Ingredients: (yields 40 mini muffin tin sized brownie bites)
- 3/4 cup of flour
- 1 tablespoon of unsweetened dutch cocoa powder
- 1/4 teaspoon of salt
- 1 stick of unsalted butter, softened
- 3/4 teaspoon of instant espresso powder
- 5 ounces semi sweet chocolate chips
- 3/4 cup of sugar
- 1/4 cup of light brown sugar, packed
- 3 eggs, room temperature
- 1 teaspoon of vanilla extract
- 4 ounces of semi sweet chocolate chips
- 40 mini, and unwrapped peanut butter cups (I used Reese’s)
- 1 cup of creamy peanut butter
- 1 cup of confectioners sugar
- 5 tablespoons of unsalted butter, softened
- 3/4 teaspoon of vanilla extract
- 1 pinch of salt
- 1/3 cup of heavy cream
- 1/3 cup of mini, and unwrapped peanut butter cups, finely chopped (I used the food processor)
- chocolate sprinkles (optional)
For the brownies:
Preheat the oven to 325 degrees Fahrenheit and generously grease a mini muffin pan. Set aside.
In a double boiler melt the butter. Add the espresso powder and stir until incorporated. Then add the 5 ounces of semi sweet chocolate chips and stir until smooth.
Carefully remove from the heat and stir in both sugars until well combined. Add the eggs one at a time and vanilla stirring until just incorporated.
Sift in the flour, cocoa powder, and salt stirring until almost combined. A few flour streaks should remain. Gently mix in 4 ounces of semi sweet chocolate chips until incorporated. Make sure not to over mix.
Scoop the batter into each individual muffin cup, just a little over half way full.
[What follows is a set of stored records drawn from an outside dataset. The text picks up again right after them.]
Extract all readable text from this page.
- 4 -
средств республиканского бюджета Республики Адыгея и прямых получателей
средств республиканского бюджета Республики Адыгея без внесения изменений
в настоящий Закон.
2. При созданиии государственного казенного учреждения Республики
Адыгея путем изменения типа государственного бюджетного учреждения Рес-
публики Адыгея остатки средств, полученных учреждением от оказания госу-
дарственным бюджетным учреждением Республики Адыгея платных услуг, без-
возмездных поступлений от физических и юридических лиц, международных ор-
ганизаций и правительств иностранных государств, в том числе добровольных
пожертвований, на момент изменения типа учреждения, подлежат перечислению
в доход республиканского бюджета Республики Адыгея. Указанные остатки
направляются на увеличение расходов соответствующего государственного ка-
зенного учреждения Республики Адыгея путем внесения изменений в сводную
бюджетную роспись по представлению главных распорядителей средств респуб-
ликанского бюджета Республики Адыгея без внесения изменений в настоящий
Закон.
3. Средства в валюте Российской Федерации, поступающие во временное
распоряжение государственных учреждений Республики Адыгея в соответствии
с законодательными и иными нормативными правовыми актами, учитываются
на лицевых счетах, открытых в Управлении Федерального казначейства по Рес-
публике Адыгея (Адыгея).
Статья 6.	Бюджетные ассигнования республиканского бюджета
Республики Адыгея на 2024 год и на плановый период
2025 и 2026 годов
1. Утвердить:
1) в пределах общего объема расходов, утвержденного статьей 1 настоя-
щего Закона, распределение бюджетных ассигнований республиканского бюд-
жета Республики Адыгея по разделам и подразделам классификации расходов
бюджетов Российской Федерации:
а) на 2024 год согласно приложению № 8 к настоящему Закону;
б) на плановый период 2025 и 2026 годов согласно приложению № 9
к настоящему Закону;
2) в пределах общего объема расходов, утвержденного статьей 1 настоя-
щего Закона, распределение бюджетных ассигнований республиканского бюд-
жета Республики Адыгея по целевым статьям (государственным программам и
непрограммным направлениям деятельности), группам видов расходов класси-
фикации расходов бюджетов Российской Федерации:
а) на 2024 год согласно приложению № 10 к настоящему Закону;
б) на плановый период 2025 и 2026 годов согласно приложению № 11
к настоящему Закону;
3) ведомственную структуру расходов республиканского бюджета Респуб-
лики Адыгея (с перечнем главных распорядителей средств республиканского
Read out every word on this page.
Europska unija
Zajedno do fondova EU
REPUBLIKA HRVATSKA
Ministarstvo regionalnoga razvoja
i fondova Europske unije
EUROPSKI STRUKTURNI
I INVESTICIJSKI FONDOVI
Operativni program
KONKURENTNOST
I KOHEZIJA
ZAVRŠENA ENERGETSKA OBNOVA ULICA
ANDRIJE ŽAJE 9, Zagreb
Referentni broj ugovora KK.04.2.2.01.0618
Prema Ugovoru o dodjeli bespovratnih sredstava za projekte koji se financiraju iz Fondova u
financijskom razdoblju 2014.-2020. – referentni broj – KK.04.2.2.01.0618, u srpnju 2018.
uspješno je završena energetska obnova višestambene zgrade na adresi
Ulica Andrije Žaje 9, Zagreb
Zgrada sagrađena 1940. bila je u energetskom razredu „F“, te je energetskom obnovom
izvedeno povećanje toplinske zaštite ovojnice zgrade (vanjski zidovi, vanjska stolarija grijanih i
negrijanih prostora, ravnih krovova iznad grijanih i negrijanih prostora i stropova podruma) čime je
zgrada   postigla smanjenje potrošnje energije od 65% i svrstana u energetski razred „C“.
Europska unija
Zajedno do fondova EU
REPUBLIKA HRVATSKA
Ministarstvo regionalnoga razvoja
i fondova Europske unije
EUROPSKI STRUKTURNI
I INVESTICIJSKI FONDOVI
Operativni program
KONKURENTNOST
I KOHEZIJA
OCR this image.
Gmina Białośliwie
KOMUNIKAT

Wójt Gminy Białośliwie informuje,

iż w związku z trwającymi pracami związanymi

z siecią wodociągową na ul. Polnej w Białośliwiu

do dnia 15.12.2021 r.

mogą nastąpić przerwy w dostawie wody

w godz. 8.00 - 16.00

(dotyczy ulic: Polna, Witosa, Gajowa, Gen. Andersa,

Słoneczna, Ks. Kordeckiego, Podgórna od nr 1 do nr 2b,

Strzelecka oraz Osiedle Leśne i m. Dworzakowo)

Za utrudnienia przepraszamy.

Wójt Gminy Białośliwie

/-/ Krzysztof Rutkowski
Do not over fill. Gently press a peanut butter cup down into the center of each muffin cup until it is just about level with the batter.
Bake for 15- 18 minutes or until done, rotating halfway through. Let the brownies fully cool before removing from the pan.
For the frosting:
Add the confectioners sugar, butter, peanut butter, vanilla and salt to the bowl of an electric mixer using the paddle attachment.
Mix on medium low speed until smooth. Stop the mixer and scrape down the bowl as you work. Add the cream and beat on high until light and smooth. Then mix in the crushed peanut butter cups until incorporated.